1920s bar scene
Watercolor on paper
Signed lower left
Dimensions: 48 x 63 cm, with frame 64 x 80 cm
Painter, illustrator and decorator, Lucien Eller was the painter of nightlife, bars, and jazz clubs. He depicts the atmosphere of the night in an expressive and graphic style, between illustration and painting, in the tradition of painters Van Dongen and Rouault.

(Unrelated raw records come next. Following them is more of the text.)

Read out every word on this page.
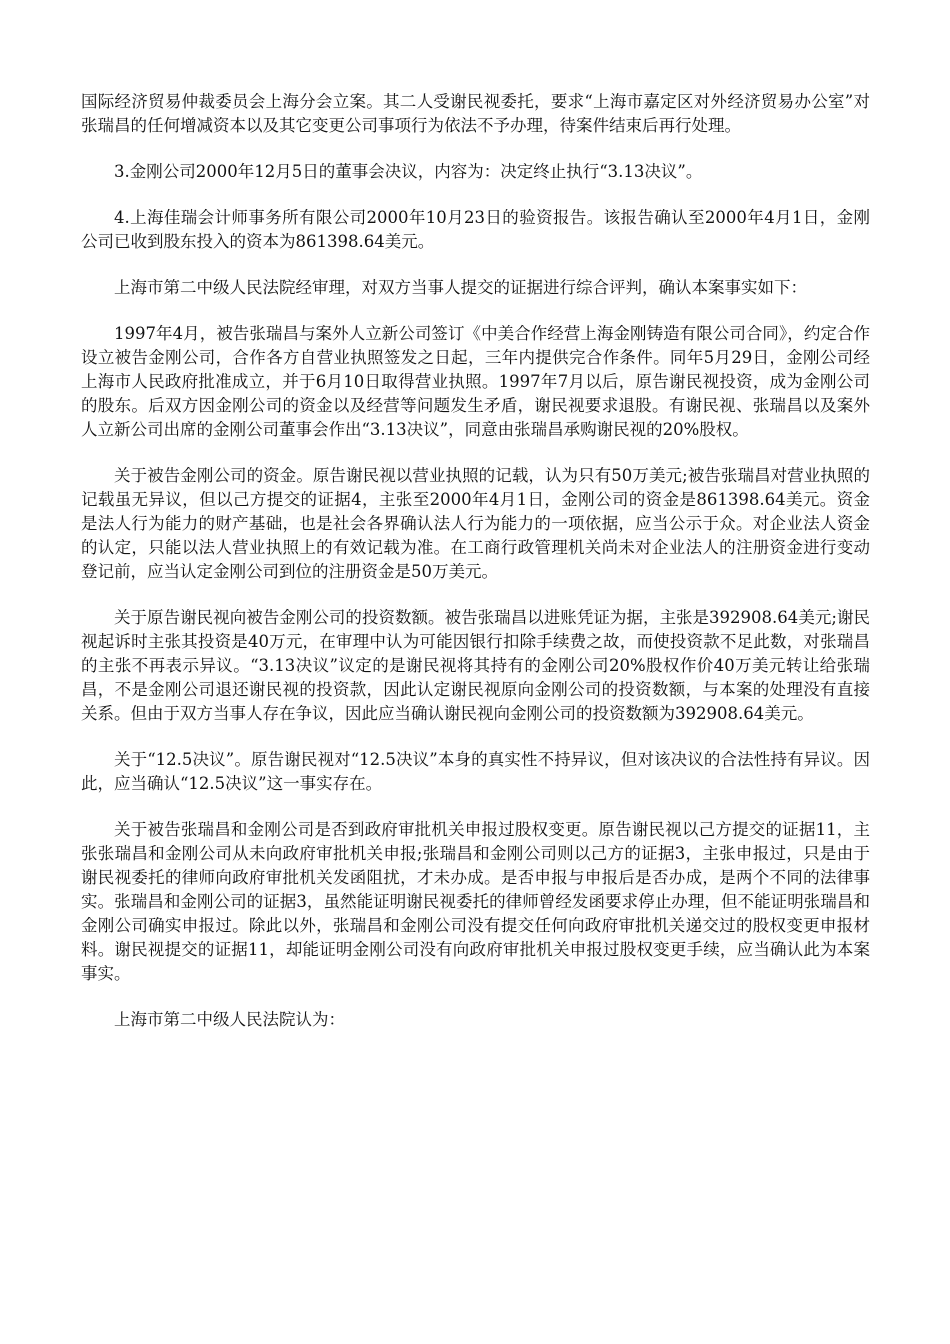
国际经济贸易仲裁委员会上海分会立案。其二人受谢民视委托，要求“上海市嘉定区对外经济贸易办公室”对张瑞昌的任何增减资本以及其它变更公司事项行为依法不予办理，待案件结束后再行处理。

3.金刚公司2000年12月5日的董事会决议，内容为：决定终止执行“3.13决议”。

4.上海佳瑞会计师事务所有限公司2000年10月23日的验资报告。该报告确认至2000年4月1日，金刚公司已收到股东投入的资本为861398.64美元。

上海市第二中级人民法院经审理，对双方当事人提交的证据进行综合评判，确认本案事实如下：

1997年4月，被告张瑞昌与案外人立新公司签订《中美合作经营上海金刚铸造有限公司合同》，约定合作设立被告金刚公司，合作各方自营业执照签发之日起，三年内提供完合作条件。同年5月29日，金刚公司经上海市人民政府批准成立，并于6月10日取得营业执照。1997年7月以后，原告谢民视投资，成为金刚公司的股东。后双方因金刚公司的资金以及经营等问题发生矛盾，谢民视要求退股。有谢民视、张瑞昌以及案外人立新公司出席的金刚公司董事会作出“3.13决议”，同意由张瑞昌承购谢民视的20%股权。

关于被告金刚公司的资金。原告谢民视以营业执照的记载，认为只有50万美元;被告张瑞昌对营业执照的记载虽无异议，但以己方提交的证据4，主张至2000年4月1日，金刚公司的资金是861398.64美元。资金是法人行为能力的财产基础，也是社会各界确认法人行为能力的一项依据，应当公示于众。对企业法人资金的认定，只能以法人营业执照上的有效记载为准。在工商行政管理机关尚未对企业法人的注册资金进行变动登记前，应当认定金刚公司到位的注册资金是50万美元。

关于原告谢民视向被告金刚公司的投资数额。被告张瑞昌以进账凭证为据，主张是392908.64美元;谢民视起诉时主张其投资是40万元，在审理中认为可能因银行扣除手续费之故，而使投资款不足此数，对张瑞昌的主张不再表示异议。“3.13决议”议定的是谢民视将其持有的金刚公司20%股权作价40万美元转让给张瑞昌，不是金刚公司退还谢民视的投资款，因此认定谢民视原向金刚公司的投资数额，与本案的处理没有直接关系。但由于双方当事人存在争议，因此应当确认谢民视向金刚公司的投资数额为392908.64美元。

关于“12.5决议”。原告谢民视对“12.5决议”本身的真实性不持异议，但对该决议的合法性持有异议。因此，应当确认“12.5决议”这一事实存在。

关于被告张瑞昌和金刚公司是否到政府审批机关申报过股权变更。原告谢民视以己方提交的证据11，主张张瑞昌和金刚公司从未向政府审批机关申报;张瑞昌和金刚公司则以己方的证据3，主张申报过，只是由于谢民视委托的律师向政府审批机关发函阻扰，才未办成。是否申报与申报后是否办成，是两个不同的法律事实。张瑞昌和金刚公司的证据3，虽然能证明谢民视委托的律师曾经发函要求停止办理，但不能证明张瑞昌和金刚公司确实申报过。除此以外，张瑞昌和金刚公司没有提交任何向政府审批机关递交过的股权变更申报材料。谢民视提交的证据11，却能证明金刚公司没有向政府审批机关申报过股权变更手续，应当确认此为本案事实。

上海市第二中级人民法院认为：
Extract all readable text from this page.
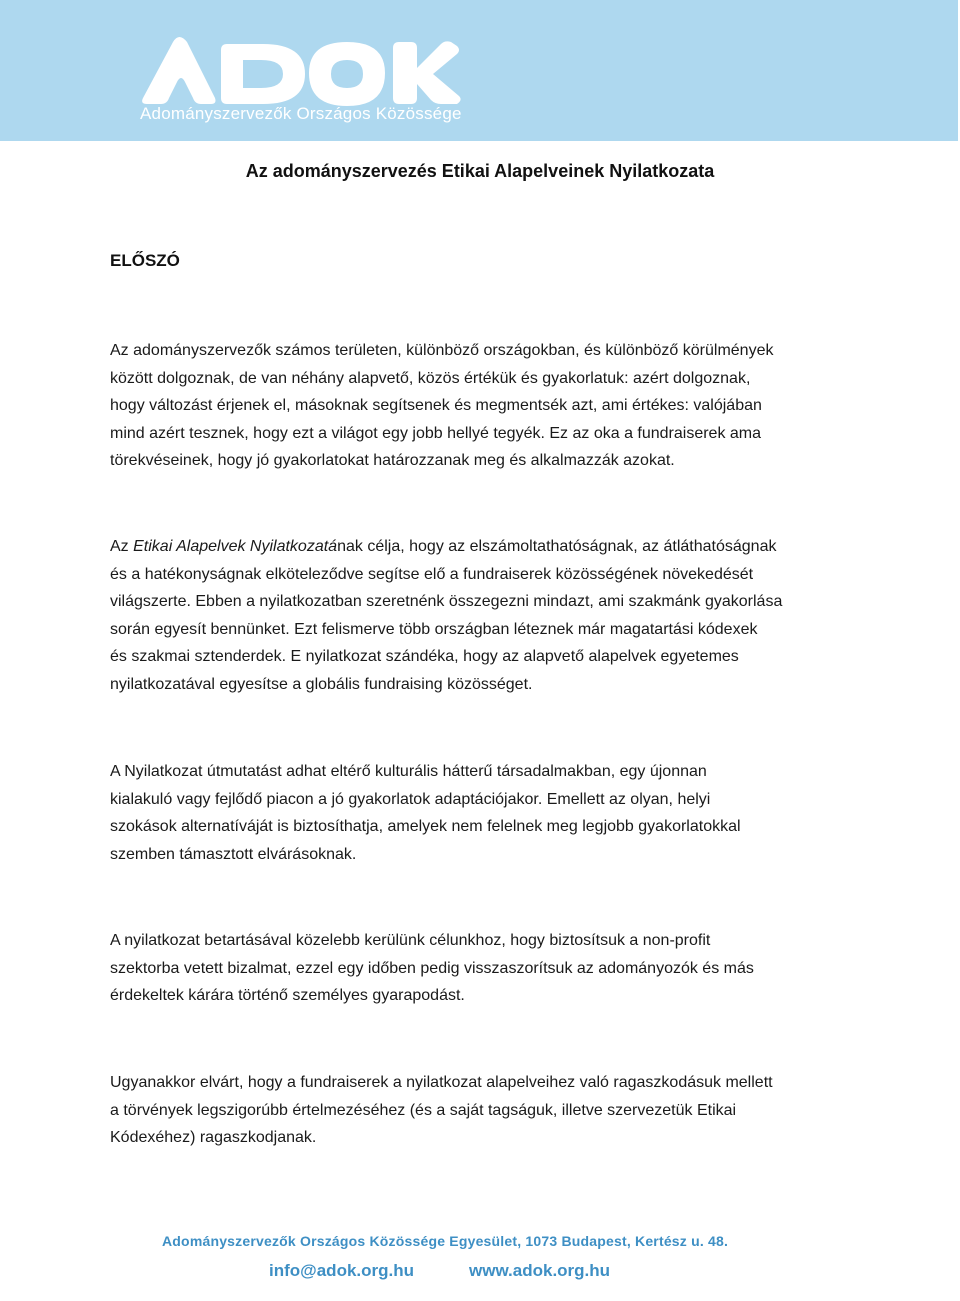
Adományszervezők Országos Közössége
Az adományszervezés Etikai Alapelveinek Nyilatkozata
ELŐSZÓ

Az adományszervezők számos területen, különböző országokban, és különböző körülmények
között dolgoznak, de van néhány alapvető, közös értékük és gyakorlatuk: azért dolgoznak,
hogy változást érjenek el, másoknak segítsenek és megmentsék azt, ami értékes: valójában
mind azért tesznek, hogy ezt a világot egy jobb hellyé tegyék. Ez az oka a fundraiserek ama
törekvéseinek, hogy jó gyakorlatokat határozzanak meg és alkalmazzák azokat.

Az Etikai Alapelvek Nyilatkozatának célja, hogy az elszámoltathatóságnak, az átláthatóságnak
és a hatékonyságnak elköteleződve segítse elő a fundraiserek közösségének növekedését
világszerte. Ebben a nyilatkozatban szeretnénk összegezni mindazt, ami szakmánk gyakorlása
során egyesít bennünket. Ezt felismerve több országban léteznek már magatartási kódexek
és szakmai sztenderdek. E nyilatkozat szándéka, hogy az alapvető alapelvek egyetemes
nyilatkozatával egyesítse a globális fundraising közösséget.

A Nyilatkozat útmutatást adhat eltérő kulturális hátterű társadalmakban, egy újonnan
kialakuló vagy fejlődő piacon a jó gyakorlatok adaptációjakor. Emellett az olyan, helyi
szokások alternatíváját is biztosíthatja, amelyek nem felelnek meg legjobb gyakorlatokkal
szemben támasztott elvárásoknak.

A nyilatkozat betartásával közelebb kerülünk célunkhoz, hogy biztosítsuk a non-profit
szektorba vetett bizalmat, ezzel egy időben pedig visszaszorítsuk az adományozók és más
érdekeltek kárára történő személyes gyarapodást.

Ugyanakkor elvárt, hogy a fundraiserek a nyilatkozat alapelveihez való ragaszkodásuk mellett
a törvények legszigorúbb értelmezéséhez (és a saját tagságuk, illetve szervezetük Etikai
Kódexéhez) ragaszkodjanak.

Adományszervezők Országos Közössége Egyesület, 1073 Budapest, Kertész u. 48.
info@adok.org.hu	www.adok.org.hu
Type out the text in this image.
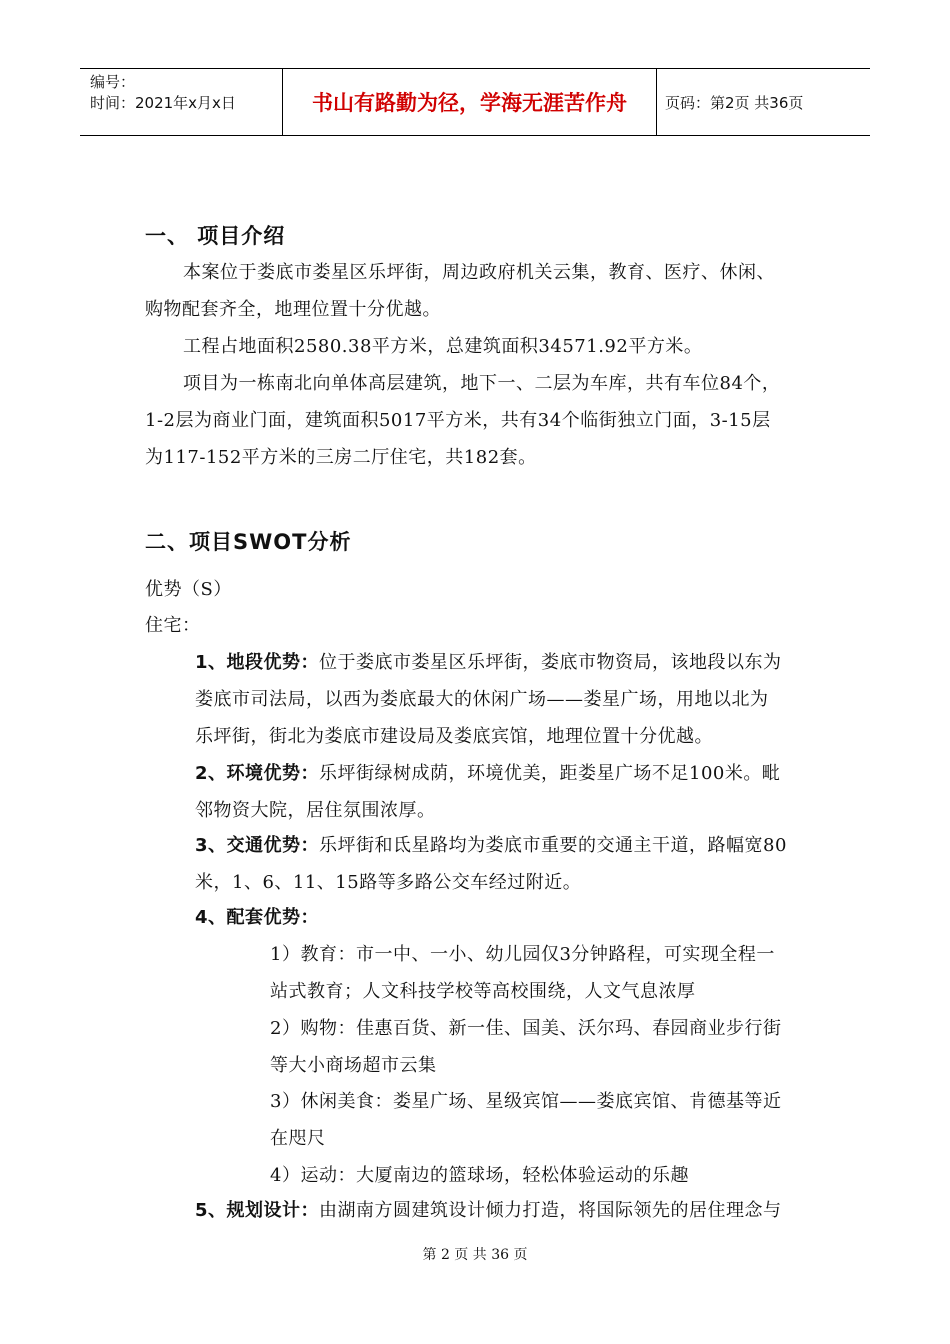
编号：
时间：2021年x月x日	书山有路勤为径，学海无涯苦作舟	页码：第2页 共36页
一、 项目介绍
本案位于娄底市娄星区乐坪街，周边政府机关云集，教育、医疗、休闲、
购物配套齐全，地理位置十分优越。
工程占地面积2580.38平方米，总建筑面积34571.92平方米。
项目为一栋南北向单体高层建筑，地下一、二层为车库，共有车位84个，
1-2层为商业门面，建筑面积5017平方米，共有34个临街独立门面，3-15层
为117-152平方米的三房二厅住宅，共182套。
二、项目SWOT分析
优势（S）
住宅：
1、地段优势：位于娄底市娄星区乐坪街，娄底市物资局，该地段以东为
娄底市司法局，以西为娄底最大的休闲广场——娄星广场，用地以北为
乐坪街，街北为娄底市建设局及娄底宾馆，地理位置十分优越。
2、环境优势：乐坪街绿树成荫，环境优美，距娄星广场不足100米。毗
邻物资大院，居住氛围浓厚。
3、交通优势：乐坪街和氐星路均为娄底市重要的交通主干道，路幅宽80
米，1、6、11、15路等多路公交车经过附近。
4、配套优势：
1）教育：市一中、一小、幼儿园仅3分钟路程，可实现全程一
站式教育；人文科技学校等高校围绕，人文气息浓厚
2）购物：佳惠百货、新一佳、国美、沃尔玛、春园商业步行街
等大小商场超市云集
3）休闲美食：娄星广场、星级宾馆——娄底宾馆、肯德基等近
在咫尺
4）运动：大厦南边的篮球场，轻松体验运动的乐趣
5、规划设计：由湖南方圆建筑设计倾力打造，将国际领先的居住理念与
第 2 页 共 36 页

Laureate of the Société des Beaux-arts de Marseille, he moved to Paris after the First World War. In the capital, he exhibited at the Devambez gallery and at the Salons des Indépendants and the Salon des Humoristes.
Paris makes the painter the witness of his twirling nights of the Roaring Twenties. He paints the small world of the city seated in cafes, whose vain conversations evaporate in the clouds of cigarettes and the haze of their glass of wine. The women and the man, elegantly dressed, pass the time. Note the attention to colors and the lively gesture of the designer, who hatches certain surfaces to indicate the shadow and condenses the simplicity of the faces into a few strokes.
Died prematurely, his work remains in the shadows for twenty years. In 1956, a sale was organized in Nice; it brings together more than 70 of his works and brings him back to light with an audience of knowledgeable dealers and collectors.